Au-delà des espoirs des uns ou des craintes des autres, on peut se rassurer en se disant que, sur la longue durée, ces choses seront mesurables : « on verra » si le niveau rédactionnel global a progressé ; s’agissant de l’orthographe je n’ai pas vraiment vu, sur les 20 dernières années, que le niveau de la population avait progressé depuis l’apparition des correcteurs : chacun sait que c’est même l’inverse qui s’est produit. Le correcteur automatique en est-il la cause ? Non. Mais il en est encore moins la solution.
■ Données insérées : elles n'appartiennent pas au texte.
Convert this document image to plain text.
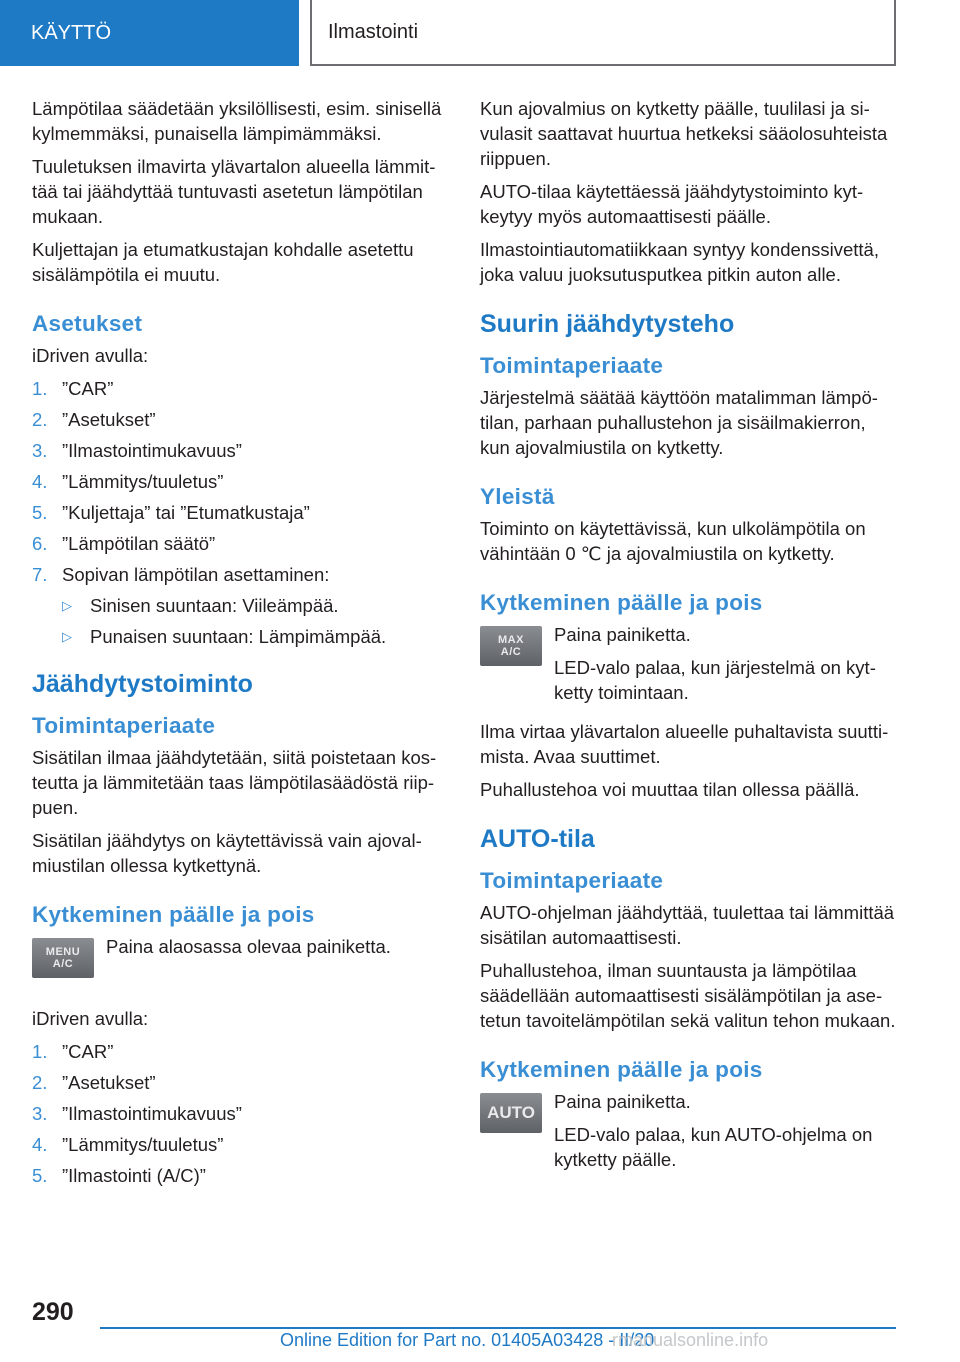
KÄYTTÖ	Ilmastointi

Lämpötilaa säädetään yksilöllisesti, esim. sinisellä kylmemmäksi, punaisella lämpimämmäksi.

Tuuletuksen ilmavirta ylävartalon alueella lämmittää tai jäähdyttää tuntuvasti asetetun lämpötilan mukaan.

Kuljettajan ja etumatkustajan kohdalle asetettu sisälämpötila ei muutu.

Asetukset

iDriven avulla:

1. ”CAR”
2. ”Asetukset”
3. ”Ilmastointimukavuus”
4. ”Lämmitys/tuuletus”
5. ”Kuljettaja” tai ”Etumatkustaja”
6. ”Lämpötilan säätö”
7. Sopivan lämpötilan asettaminen:
▷ Sinisen suuntaan: Viileämpää.
▷ Punaisen suuntaan: Lämpimämpää.
Jäähdytystoiminto
Toimintaperiaate

Sisätilan ilmaa jäähdytetään, siitä poistetaan kosteutta ja lämmitetään taas lämpötilasäädöstä riippuen.

Sisätilan jäähdytys on käytettävissä vain ajovalmiustilan ollessa kytkettynä.

Kytkeminen päälle ja pois
MENU
A/C

Paina alaosassa olevaa painiketta.

iDriven avulla:

1. ”CAR”
2. ”Asetukset”
3. ”Ilmastointimukavuus”
4. ”Lämmitys/tuuletus”
5. ”Ilmastointi (A/C)”

Kun ajovalmius on kytketty päälle, tuulilasi ja sivulasit saattavat huurtua hetkeksi sääolosuhteista riippuen.

AUTO-tilaa käytettäessä jäähdytystoiminto kytkeytyy myös automaattisesti päälle.

Ilmastointiautomatiikkaan syntyy kondenssivettä, joka valuu juoksutusputkea pitkin auton alle.

Suurin jäähdytysteho
Toimintaperiaate

Järjestelmä säätää käyttöön matalimman lämpötilan, parhaan puhallustehon ja sisäilmakierron, kun ajovalmiustila on kytketty.

Yleistä

Toiminto on käytettävissä, kun ulkolämpötila on vähintään 0 ℃ ja ajovalmiustila on kytketty.

Kytkeminen päälle ja pois
MAX
A/C

Paina painiketta.

LED-valo palaa, kun järjestelmä on kytketty toimintaan.

Ilma virtaa ylävartalon alueelle puhaltavista suuttimista. Avaa suuttimet.

Puhallustehoa voi muuttaa tilan ollessa päällä.

AUTO-tila
Toimintaperiaate

AUTO-ohjelman jäähdyttää, tuulettaa tai lämmittää sisätilan automaattisesti.

Puhallustehoa, ilman suuntausta ja lämpötilaa säädellään automaattisesti sisälämpötilan ja asetetun tavoitelämpötilan sekä valitun tehon mukaan.

Kytkeminen päälle ja pois
AUTO

Paina painiketta.

LED-valo palaa, kun AUTO-ohjelma on kytketty päälle.

290
Online Edition for Part no. 01405A03428 - II/20
rmanualsonline.info
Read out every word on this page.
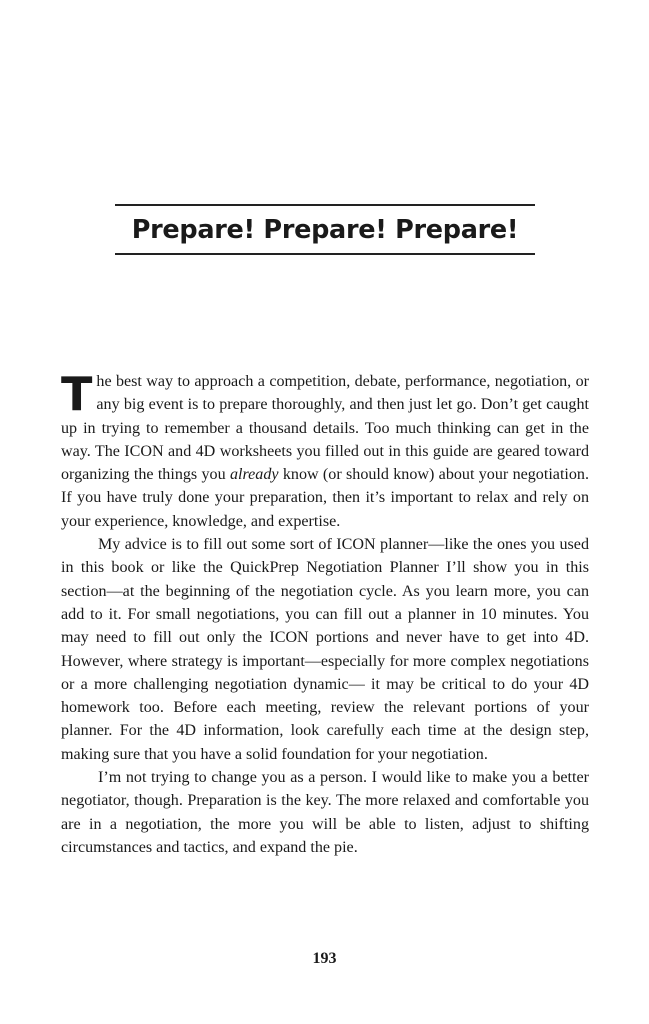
Prepare! Prepare! Prepare!

The best way to approach a competition, debate, performance, negotiation, or any big event is to prepare thoroughly, and then just let go. Don’t get caught up in trying to remember a thousand details. Too much thinking can get in the way. The ICON and 4D worksheets you filled out in this guide are geared toward organizing the things you already know (or should know) about your negotiation. If you have truly done your preparation, then it’s important to relax and rely on your experience, knowledge, and expertise.

My advice is to fill out some sort of ICON planner—like the ones you used in this book or like the QuickPrep Negotiation Planner I’ll show you in this section—at the beginning of the negotiation cycle. As you learn more, you can add to it. For small negotiations, you can fill out a planner in 10 minutes. You may need to fill out only the ICON portions and never have to get into 4D. However, where strategy is important—especially for more complex negotiations or a more challenging negotiation dynamic— it may be critical to do your 4D homework too. Before each meeting, review the relevant portions of your planner. For the 4D information, look carefully each time at the design step, making sure that you have a solid foundation for your negotiation.

I’m not trying to change you as a person. I would like to make you a better negotiator, though. Preparation is the key. The more relaxed and comfortable you are in a negotiation, the more you will be able to listen, adjust to shifting circumstances and tactics, and expand the pie.

193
Cette ingérence dans l’écriture individuelle de programmes (essentiellement américains au passage) pose une foule de questions auxquelles il est utile de réfléchir en amont, parce que le train est en train d’accélérer : les plus optimistes argueront que « cela ne remplacera jamais »… que la paresse ne saurait totalement l’emporter, les plus pessimistes imaginent déjà des moyens de résister à une défaite qu’ils pensent inéluctable. Pour naviguer entre ces prédictions, je propose de ramener cette multitude de questions à deux, qu’il incombe à chacun de trancher pour lui et (puisque nous sommes des « animaux mimétiques ») pour la communauté :
Toute facilité est-elle forcément un progrès ?
Souhaitons-nous garder notre autonomie d’écriture –c’est-à-dire de pensée ?
(Aucune IA n’a été blessée pendant la rédaction de ce texte.)